What is the equivalent of header=0
in pandas
, which recognises the first line as a heading in gspread
?
pandas import statement (correct)
import pandas as pd
# gcp / google sheets URL
df_URL = "https://docs.google.com/spreadsheets/d/1wKtvNfWSjPNC1fNmTfUHm7sXiaPyOZMchjzQBt1y_f8/edit?usp=sharing"
raw_dataset = pd.read_csv(df_URL, na_values='?',sep=';'
, skipinitialspace=True, header=0, index_col=None)
Using the gspread function, so far I import the data, change the first line to the heading then delete the first line after but this recognises everything in the DataFrame as a string. I would like to recognise the first line as a heading right away in the import statement.

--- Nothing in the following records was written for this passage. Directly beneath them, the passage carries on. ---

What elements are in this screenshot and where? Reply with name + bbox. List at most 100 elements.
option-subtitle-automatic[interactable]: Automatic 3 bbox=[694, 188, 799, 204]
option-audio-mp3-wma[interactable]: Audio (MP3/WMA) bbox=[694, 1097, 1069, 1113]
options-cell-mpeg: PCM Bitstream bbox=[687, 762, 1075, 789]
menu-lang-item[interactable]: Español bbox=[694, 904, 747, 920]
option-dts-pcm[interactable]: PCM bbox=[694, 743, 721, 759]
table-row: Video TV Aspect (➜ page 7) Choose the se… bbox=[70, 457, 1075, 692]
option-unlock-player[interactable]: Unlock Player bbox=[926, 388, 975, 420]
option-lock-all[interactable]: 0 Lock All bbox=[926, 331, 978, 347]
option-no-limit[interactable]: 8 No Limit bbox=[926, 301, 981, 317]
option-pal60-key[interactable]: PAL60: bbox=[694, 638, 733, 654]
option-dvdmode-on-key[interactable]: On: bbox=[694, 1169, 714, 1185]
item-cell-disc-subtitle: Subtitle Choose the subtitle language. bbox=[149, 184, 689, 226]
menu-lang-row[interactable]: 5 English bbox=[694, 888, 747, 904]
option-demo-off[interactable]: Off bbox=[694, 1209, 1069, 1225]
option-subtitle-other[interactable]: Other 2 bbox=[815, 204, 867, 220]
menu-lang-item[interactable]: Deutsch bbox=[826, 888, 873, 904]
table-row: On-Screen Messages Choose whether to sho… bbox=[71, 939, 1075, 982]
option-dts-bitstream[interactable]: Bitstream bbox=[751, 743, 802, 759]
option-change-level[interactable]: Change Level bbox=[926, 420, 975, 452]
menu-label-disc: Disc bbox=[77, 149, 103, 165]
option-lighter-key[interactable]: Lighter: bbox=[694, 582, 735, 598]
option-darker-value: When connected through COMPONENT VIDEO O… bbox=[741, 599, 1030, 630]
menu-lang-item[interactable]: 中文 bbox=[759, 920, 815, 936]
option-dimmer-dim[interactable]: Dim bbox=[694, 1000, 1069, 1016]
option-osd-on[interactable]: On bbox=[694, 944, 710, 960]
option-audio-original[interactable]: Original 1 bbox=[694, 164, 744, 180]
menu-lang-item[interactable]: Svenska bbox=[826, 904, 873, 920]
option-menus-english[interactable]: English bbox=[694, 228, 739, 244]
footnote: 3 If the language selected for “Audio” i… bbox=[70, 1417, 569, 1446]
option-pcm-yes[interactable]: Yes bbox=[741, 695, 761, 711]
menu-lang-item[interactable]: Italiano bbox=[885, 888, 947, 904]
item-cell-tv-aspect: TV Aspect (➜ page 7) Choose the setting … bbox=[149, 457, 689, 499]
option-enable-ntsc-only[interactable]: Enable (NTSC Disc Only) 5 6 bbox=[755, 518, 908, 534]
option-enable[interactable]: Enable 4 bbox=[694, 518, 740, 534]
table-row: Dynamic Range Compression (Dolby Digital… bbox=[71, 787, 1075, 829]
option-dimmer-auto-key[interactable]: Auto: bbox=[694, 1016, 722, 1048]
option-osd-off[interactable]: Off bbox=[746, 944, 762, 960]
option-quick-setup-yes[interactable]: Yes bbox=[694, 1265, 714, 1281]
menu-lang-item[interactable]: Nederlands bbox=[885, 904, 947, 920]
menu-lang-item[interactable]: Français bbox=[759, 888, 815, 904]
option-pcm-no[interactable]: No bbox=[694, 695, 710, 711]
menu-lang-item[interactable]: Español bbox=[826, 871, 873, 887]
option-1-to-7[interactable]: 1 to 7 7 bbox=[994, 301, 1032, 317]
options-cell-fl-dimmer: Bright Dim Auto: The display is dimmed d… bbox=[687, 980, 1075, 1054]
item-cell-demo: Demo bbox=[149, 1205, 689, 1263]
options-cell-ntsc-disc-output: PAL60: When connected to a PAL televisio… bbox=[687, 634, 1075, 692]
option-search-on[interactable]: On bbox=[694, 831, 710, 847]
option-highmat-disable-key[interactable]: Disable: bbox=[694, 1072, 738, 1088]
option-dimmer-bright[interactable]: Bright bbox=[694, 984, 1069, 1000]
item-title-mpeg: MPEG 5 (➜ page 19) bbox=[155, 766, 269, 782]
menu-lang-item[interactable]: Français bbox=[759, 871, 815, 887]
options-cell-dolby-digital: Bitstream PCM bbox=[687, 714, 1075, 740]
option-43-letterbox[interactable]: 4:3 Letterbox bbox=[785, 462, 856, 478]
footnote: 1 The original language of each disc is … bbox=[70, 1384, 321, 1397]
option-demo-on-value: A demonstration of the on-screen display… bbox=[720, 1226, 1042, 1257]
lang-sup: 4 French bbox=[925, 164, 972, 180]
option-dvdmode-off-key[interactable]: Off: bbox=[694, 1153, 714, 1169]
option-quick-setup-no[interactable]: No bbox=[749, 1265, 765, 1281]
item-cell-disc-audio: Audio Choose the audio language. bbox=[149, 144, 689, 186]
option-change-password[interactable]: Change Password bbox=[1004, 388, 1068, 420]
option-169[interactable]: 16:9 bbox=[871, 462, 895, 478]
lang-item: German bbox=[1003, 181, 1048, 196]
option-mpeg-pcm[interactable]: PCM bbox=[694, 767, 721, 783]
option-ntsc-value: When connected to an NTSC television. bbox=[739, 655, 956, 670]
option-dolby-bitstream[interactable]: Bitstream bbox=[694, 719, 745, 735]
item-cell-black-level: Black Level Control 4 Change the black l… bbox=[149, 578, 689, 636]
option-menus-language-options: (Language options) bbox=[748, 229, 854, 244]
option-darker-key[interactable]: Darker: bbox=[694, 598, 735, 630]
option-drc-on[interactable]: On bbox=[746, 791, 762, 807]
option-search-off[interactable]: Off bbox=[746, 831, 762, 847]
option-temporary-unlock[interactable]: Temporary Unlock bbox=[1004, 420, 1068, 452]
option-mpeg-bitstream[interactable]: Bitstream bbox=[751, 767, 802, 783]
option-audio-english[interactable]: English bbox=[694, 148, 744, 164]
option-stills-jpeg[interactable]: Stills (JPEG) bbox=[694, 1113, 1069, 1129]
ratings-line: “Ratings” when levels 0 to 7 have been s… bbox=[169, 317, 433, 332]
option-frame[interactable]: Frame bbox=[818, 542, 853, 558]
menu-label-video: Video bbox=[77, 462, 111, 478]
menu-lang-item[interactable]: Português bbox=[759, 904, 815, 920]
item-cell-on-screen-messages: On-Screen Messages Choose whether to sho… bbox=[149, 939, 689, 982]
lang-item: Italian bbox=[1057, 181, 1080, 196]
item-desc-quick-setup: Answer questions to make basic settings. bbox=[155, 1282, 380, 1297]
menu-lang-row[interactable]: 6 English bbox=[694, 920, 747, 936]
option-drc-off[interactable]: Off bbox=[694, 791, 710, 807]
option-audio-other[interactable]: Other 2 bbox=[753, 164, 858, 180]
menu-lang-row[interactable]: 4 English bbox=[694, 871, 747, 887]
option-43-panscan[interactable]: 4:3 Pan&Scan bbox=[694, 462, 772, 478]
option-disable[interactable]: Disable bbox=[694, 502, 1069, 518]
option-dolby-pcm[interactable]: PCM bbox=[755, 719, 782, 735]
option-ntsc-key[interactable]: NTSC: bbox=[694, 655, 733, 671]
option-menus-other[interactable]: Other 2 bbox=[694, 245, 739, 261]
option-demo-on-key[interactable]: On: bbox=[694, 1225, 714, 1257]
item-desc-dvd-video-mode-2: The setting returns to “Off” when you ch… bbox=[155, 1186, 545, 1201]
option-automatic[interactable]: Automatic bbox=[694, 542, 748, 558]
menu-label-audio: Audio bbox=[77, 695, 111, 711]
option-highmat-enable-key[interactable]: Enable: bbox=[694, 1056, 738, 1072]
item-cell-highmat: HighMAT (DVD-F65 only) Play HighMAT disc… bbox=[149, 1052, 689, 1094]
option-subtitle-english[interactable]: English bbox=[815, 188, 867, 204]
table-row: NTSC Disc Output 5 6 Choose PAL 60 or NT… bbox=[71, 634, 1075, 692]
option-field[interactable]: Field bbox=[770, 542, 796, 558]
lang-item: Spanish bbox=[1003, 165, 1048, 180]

gspread import statement that needs header=True equivalent
import pandas as pd
from google.colab import auth
auth.authenticate_user()
import gspread
from oauth2client.client import GoogleCredentials
# gcp / google sheets url
df_URL = "https://docs.google.com/spreadsheets/d/1wKtvNfWSjPNC1fNmTfUHm7sXiaPyOZMchjzQBt1y_f8/edit?usp=sharing"
# importing the data from Google Drive setup
gc = gspread.authorize(GoogleCredentials.get_application_default())

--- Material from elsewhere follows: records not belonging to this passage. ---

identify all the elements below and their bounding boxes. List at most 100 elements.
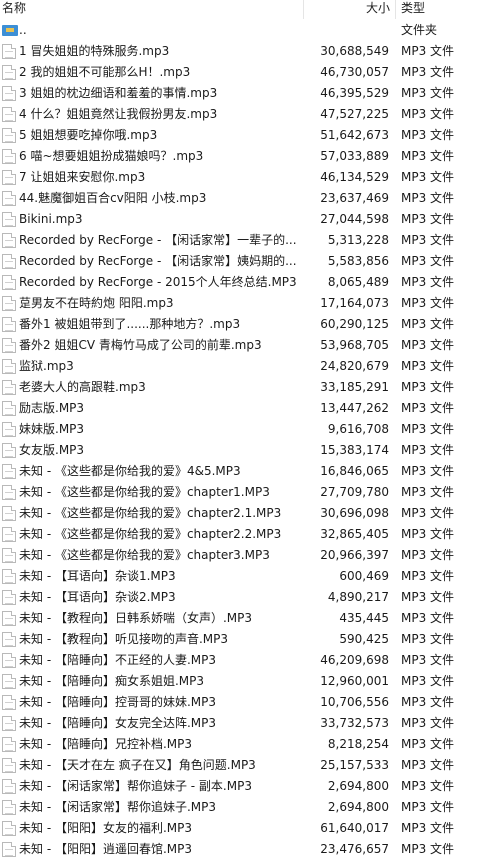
file-row[interactable]: Recorded by RecForge - 【闲话家常】姨妈期的... 5,58… <box>0 251 485 272</box>
file-size: 23,476,657 <box>320 842 389 856</box>
audio-file-icon <box>2 128 16 143</box>
file-type: MP3 文件 <box>401 548 455 562</box>
file-type: MP3 文件 <box>401 674 455 688</box>
file-row[interactable]: 6 喵~想要姐姐扮成猫娘吗？.mp3 57,033,889 MP3 文件 <box>0 146 485 167</box>
file-size: 47,527,225 <box>320 107 389 121</box>
audio-file-icon <box>2 821 16 836</box>
file-name: 未知 - 【闲话家常】帮你追妹子 - 副本.MP3 <box>19 779 252 793</box>
file-name: 4 什么？姐姐竟然让我假扮男友.mp3 <box>19 107 218 121</box>
file-name: 莡男友不在時約炮 阳阳.mp3 <box>19 296 174 310</box>
file-type: MP3 文件 <box>401 527 455 541</box>
audio-file-icon <box>2 191 16 206</box>
file-size: 10,706,556 <box>320 695 389 709</box>
file-row[interactable]: 2 我的姐姐不可能那么H！.mp3 46,730,057 MP3 文件 <box>0 62 485 83</box>
file-list: .. 文件夹 1 冒失姐姐的特殊服务.mp3 30,688,549 MP3 文件 2 我的… <box>0 20 485 859</box>
audio-file-icon <box>2 464 16 479</box>
file-row[interactable]: 未知 - 《这些都是你给我的爱》chapter2.1.MP3 30,696,098… <box>0 503 485 524</box>
file-row[interactable]: 未知 - 【闲话家常】帮你追妹子 - 副本.MP3 2,694,800 MP3 文件 <box>0 776 485 797</box>
file-size: 23,637,469 <box>320 191 389 205</box>
file-name: Recorded by RecForge - 2015个人年终总结.MP3 <box>19 275 297 289</box>
file-size: 16,846,065 <box>320 464 389 478</box>
file-name: .. <box>19 23 27 37</box>
file-row[interactable]: 未知 - 【闲话家常】帮你追妹子.MP3 2,694,800 MP3 文件 <box>0 797 485 818</box>
column-header-type[interactable]: 类型 <box>400 0 480 19</box>
file-row[interactable]: 未知 - 【教程向】日韩系娇喘（女声）.MP3 435,445 MP3 文件 <box>0 608 485 629</box>
file-size: 46,134,529 <box>320 170 389 184</box>
file-row[interactable]: 妹妹版.MP3 9,616,708 MP3 文件 <box>0 419 485 440</box>
file-size: 9,616,708 <box>327 422 389 436</box>
audio-file-icon <box>2 548 16 563</box>
file-row[interactable]: 励志版.MP3 13,447,262 MP3 文件 <box>0 398 485 419</box>
file-name: 未知 - 【阳阳】女友的福利.MP3 <box>19 821 192 835</box>
file-name: 未知 - 【耳语向】杂谈2.MP3 <box>19 590 176 604</box>
file-row[interactable]: 未知 - 【阳阳】逍遥回春馆.MP3 23,476,657 MP3 文件 <box>0 839 485 859</box>
file-row[interactable]: 未知 - 《这些都是你给我的爱》chapter2.2.MP3 32,865,405… <box>0 524 485 545</box>
file-name: 未知 - 《这些都是你给我的爱》chapter2.2.MP3 <box>19 527 282 541</box>
file-type: MP3 文件 <box>401 380 455 394</box>
file-row[interactable]: 未知 - 【陪睡向】控哥哥的妹妹.MP3 10,706,556 MP3 文件 <box>0 692 485 713</box>
file-size: 5,583,856 <box>327 254 389 268</box>
file-row[interactable]: 未知 - 【教程向】听见接吻的声音.MP3 590,425 MP3 文件 <box>0 629 485 650</box>
file-row[interactable]: 1 冒失姐姐的特殊服务.mp3 30,688,549 MP3 文件 <box>0 41 485 62</box>
file-row[interactable]: 女友版.MP3 15,383,174 MP3 文件 <box>0 440 485 461</box>
audio-file-icon <box>2 149 16 164</box>
column-divider[interactable] <box>303 0 304 19</box>
file-row[interactable]: 未知 - 《这些都是你给我的爱》4&5.MP3 16,846,065 MP3 文件 <box>0 461 485 482</box>
parent-folder-row[interactable]: .. 文件夹 <box>0 20 485 41</box>
file-name: 未知 - 【耳语向】杂谈1.MP3 <box>19 569 176 583</box>
file-row[interactable]: 4 什么？姐姐竟然让我假扮男友.mp3 47,527,225 MP3 文件 <box>0 104 485 125</box>
file-row[interactable]: 未知 - 《这些都是你给我的爱》chapter1.MP3 27,709,780 MP… <box>0 482 485 503</box>
file-size: 2,694,800 <box>327 800 389 814</box>
file-row[interactable]: 未知 - 【耳语向】杂谈1.MP3 600,469 MP3 文件 <box>0 566 485 587</box>
file-row[interactable]: 老婆大人的高跟鞋.mp3 33,185,291 MP3 文件 <box>0 377 485 398</box>
file-type: MP3 文件 <box>401 485 455 499</box>
file-row[interactable]: 3 姐姐的枕边细语和羞羞的事情.mp3 46,395,529 MP3 文件 <box>0 83 485 104</box>
file-row[interactable]: 监狱.mp3 24,820,679 MP3 文件 <box>0 356 485 377</box>
file-type: MP3 文件 <box>401 821 455 835</box>
file-row[interactable]: 莡男友不在時約炮 阳阳.mp3 17,164,073 MP3 文件 <box>0 293 485 314</box>
audio-file-icon <box>2 674 16 689</box>
file-size: 53,968,705 <box>320 338 389 352</box>
file-row[interactable]: 7 让姐姐来安慰你.mp3 46,134,529 MP3 文件 <box>0 167 485 188</box>
file-row[interactable]: 未知 - 【陪睡向】不正经的人妻.MP3 46,209,698 MP3 文件 <box>0 650 485 671</box>
file-row[interactable]: 未知 - 《这些都是你给我的爱》chapter3.MP3 20,966,397 MP… <box>0 545 485 566</box>
file-row[interactable]: 未知 - 【陪睡向】兄控补档.MP3 8,218,254 MP3 文件 <box>0 734 485 755</box>
file-size: 27,044,598 <box>320 212 389 226</box>
file-type: MP3 文件 <box>401 338 455 352</box>
file-type: MP3 文件 <box>401 506 455 520</box>
column-header-size[interactable]: 大小 <box>310 0 390 19</box>
file-size: 435,445 <box>339 611 389 625</box>
column-divider[interactable] <box>395 0 396 19</box>
file-row[interactable]: 番外2 姐姐CV 青梅竹马成了公司的前辈.mp3 53,968,705 MP3 文件 <box>0 335 485 356</box>
file-row[interactable]: Recorded by RecForge - 【闲话家常】一辈子的... 5,31… <box>0 230 485 251</box>
file-type: MP3 文件 <box>401 317 455 331</box>
file-name: 老婆大人的高跟鞋.mp3 <box>19 380 146 394</box>
file-size: 8,065,489 <box>327 275 389 289</box>
file-row[interactable]: 5 姐姐想要吃掉你哦.mp3 51,642,673 MP3 文件 <box>0 125 485 146</box>
audio-file-icon <box>2 695 16 710</box>
file-row[interactable]: 未知 - 【陪睡向】痴女系姐姐.MP3 12,960,001 MP3 文件 <box>0 671 485 692</box>
file-type: MP3 文件 <box>401 464 455 478</box>
file-row[interactable]: 未知 - 【阳阳】女友的福利.MP3 61,640,017 MP3 文件 <box>0 818 485 839</box>
file-name: 7 让姐姐来安慰你.mp3 <box>19 170 146 184</box>
file-size: 24,820,679 <box>320 359 389 373</box>
file-row[interactable]: 未知 - 【天才在左 疯子在又】角色问题.MP3 25,157,533 MP3 文件 <box>0 755 485 776</box>
file-row[interactable]: Recorded by RecForge - 2015个人年终总结.MP3 8,0… <box>0 272 485 293</box>
file-row[interactable]: Bikini.mp3 27,044,598 MP3 文件 <box>0 209 485 230</box>
file-type: MP3 文件 <box>401 170 455 184</box>
file-row[interactable]: 番外1 被姐姐带到了......那种地方？.mp3 60,290,125 MP3 文… <box>0 314 485 335</box>
file-row[interactable]: 未知 - 【耳语向】杂谈2.MP3 4,890,217 MP3 文件 <box>0 587 485 608</box>
file-size: 600,469 <box>339 569 389 583</box>
file-size: 17,164,073 <box>320 296 389 310</box>
file-size <box>300 20 389 41</box>
file-name: 番外1 被姐姐带到了......那种地方？.mp3 <box>19 317 241 331</box>
file-size: 51,642,673 <box>320 128 389 142</box>
file-type: MP3 文件 <box>401 569 455 583</box>
file-name: 1 冒失姐姐的特殊服务.mp3 <box>19 44 170 58</box>
audio-file-icon <box>2 632 16 647</box>
file-row[interactable]: 未知 - 【陪睡向】女友完全达阵.MP3 33,732,573 MP3 文件 <box>0 713 485 734</box>
file-size: 32,865,405 <box>320 527 389 541</box>
file-type: MP3 文件 <box>401 695 455 709</box>
file-size: 46,209,698 <box>320 653 389 667</box>
file-row[interactable]: 44.魅魔御姐百合cv阳阳 小枝.mp3 23,637,469 MP3 文件 <box>0 188 485 209</box>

# read data and put it in dataframe
g_sheets = gc.open_by_url(df_URL)
df = pd.DataFrame(g_sheets.get_worksheet(0).get_all_values())
# change first row to header
df = df.rename(columns=df.iloc[0])
# drop first row
df.drop(index=df.index[0], axis=0, inplace=True)

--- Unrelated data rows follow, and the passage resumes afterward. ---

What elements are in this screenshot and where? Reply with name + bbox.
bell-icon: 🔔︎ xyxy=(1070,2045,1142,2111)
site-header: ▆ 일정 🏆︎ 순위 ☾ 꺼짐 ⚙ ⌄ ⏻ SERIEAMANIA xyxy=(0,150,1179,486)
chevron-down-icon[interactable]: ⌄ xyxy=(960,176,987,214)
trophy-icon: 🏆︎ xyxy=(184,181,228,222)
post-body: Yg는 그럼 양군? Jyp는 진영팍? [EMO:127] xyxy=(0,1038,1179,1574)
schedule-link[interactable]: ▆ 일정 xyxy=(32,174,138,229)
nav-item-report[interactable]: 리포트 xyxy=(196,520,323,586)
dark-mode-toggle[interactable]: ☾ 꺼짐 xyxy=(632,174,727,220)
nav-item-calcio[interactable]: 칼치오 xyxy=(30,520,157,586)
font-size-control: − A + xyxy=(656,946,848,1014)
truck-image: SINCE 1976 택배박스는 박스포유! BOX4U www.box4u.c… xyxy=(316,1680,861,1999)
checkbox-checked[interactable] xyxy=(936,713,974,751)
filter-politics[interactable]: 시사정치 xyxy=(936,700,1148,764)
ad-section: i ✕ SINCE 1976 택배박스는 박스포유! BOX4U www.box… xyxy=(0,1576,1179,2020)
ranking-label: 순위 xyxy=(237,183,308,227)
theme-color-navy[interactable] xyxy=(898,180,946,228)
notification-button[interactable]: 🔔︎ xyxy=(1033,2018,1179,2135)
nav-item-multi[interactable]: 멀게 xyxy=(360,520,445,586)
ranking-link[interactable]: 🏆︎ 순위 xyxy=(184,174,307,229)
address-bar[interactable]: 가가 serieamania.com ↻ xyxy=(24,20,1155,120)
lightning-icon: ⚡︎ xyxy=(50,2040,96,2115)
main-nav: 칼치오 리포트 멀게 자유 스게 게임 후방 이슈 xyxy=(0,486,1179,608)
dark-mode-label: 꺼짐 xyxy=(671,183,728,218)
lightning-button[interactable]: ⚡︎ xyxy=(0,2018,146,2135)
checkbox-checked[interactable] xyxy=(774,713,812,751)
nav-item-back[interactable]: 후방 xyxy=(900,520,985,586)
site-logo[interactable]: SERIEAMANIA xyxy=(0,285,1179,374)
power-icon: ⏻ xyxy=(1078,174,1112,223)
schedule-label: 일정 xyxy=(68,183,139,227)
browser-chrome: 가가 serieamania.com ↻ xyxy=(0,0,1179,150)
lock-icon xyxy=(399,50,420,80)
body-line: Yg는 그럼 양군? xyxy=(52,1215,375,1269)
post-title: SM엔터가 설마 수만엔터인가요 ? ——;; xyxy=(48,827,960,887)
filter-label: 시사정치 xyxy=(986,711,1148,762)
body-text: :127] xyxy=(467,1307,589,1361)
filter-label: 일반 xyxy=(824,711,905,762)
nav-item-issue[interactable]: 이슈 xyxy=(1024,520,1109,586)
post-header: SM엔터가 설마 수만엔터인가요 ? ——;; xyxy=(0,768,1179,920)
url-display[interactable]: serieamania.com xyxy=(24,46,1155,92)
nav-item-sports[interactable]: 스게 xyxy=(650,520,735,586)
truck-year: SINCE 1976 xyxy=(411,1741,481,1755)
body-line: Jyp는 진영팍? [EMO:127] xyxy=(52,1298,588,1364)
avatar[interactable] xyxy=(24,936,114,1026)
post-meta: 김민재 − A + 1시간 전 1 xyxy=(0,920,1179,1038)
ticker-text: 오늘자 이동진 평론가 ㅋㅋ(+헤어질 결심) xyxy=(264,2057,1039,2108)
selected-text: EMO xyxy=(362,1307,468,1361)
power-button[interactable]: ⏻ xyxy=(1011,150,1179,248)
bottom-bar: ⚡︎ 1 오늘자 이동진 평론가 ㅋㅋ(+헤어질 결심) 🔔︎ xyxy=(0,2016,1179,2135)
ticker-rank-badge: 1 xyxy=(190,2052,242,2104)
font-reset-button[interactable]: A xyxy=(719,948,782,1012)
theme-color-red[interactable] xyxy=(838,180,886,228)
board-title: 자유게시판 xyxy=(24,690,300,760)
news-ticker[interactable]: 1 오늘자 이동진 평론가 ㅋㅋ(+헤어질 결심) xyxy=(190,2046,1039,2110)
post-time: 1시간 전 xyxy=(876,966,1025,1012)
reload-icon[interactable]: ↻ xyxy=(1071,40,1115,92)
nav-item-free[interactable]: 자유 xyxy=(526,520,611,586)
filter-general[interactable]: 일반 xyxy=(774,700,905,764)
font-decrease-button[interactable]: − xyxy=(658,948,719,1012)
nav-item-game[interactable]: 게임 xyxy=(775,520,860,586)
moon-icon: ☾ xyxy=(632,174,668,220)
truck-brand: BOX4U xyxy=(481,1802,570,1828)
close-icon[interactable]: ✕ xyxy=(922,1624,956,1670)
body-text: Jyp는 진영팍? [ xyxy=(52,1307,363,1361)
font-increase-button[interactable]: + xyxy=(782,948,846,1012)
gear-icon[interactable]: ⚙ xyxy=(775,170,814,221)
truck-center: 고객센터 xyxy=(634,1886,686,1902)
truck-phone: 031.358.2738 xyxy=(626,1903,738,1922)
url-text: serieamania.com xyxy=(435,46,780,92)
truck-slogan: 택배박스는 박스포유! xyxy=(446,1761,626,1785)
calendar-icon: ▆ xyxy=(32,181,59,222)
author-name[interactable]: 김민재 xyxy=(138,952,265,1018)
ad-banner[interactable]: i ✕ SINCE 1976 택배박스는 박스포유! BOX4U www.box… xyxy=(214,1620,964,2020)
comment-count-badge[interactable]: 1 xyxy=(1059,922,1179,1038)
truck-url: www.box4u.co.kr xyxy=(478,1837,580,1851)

Looking at the API documentation, you probably want to use:
df = pd.DataFrame(g_sheets.get_worksheet(0).get_all_records(head=1))
The .get_all_records
method returns a dictionary of with the column headers as the keys and a list of column values as the dictionary values. The argument head=<int>
determines which row to use as keys; rows start from 1 and follow the numeration of the spreadsheet.
Since the values returned by .get_all_records()
are lists of strings, the data frame constructor, pd.DataFrame
, will return a data frame that is all strings. To convert it to floats, we need to replace the empty strings, and the the dash-only strings ('-'
) with NA-type values, then convert to float
.
Luckily pandas DataFrame has a convenient method for replacing values .replace
. We can pass it mapping from the string we want as NAs to None, which gets converted to NaN.
import pandas as pd
data = g_sheets.get_worksheet(0).get_all_records(head=1)
na_strings_map= {
'-': None,
'': None
}
df = pd.DataFrame(data).replace(na_strings_map).astype(float)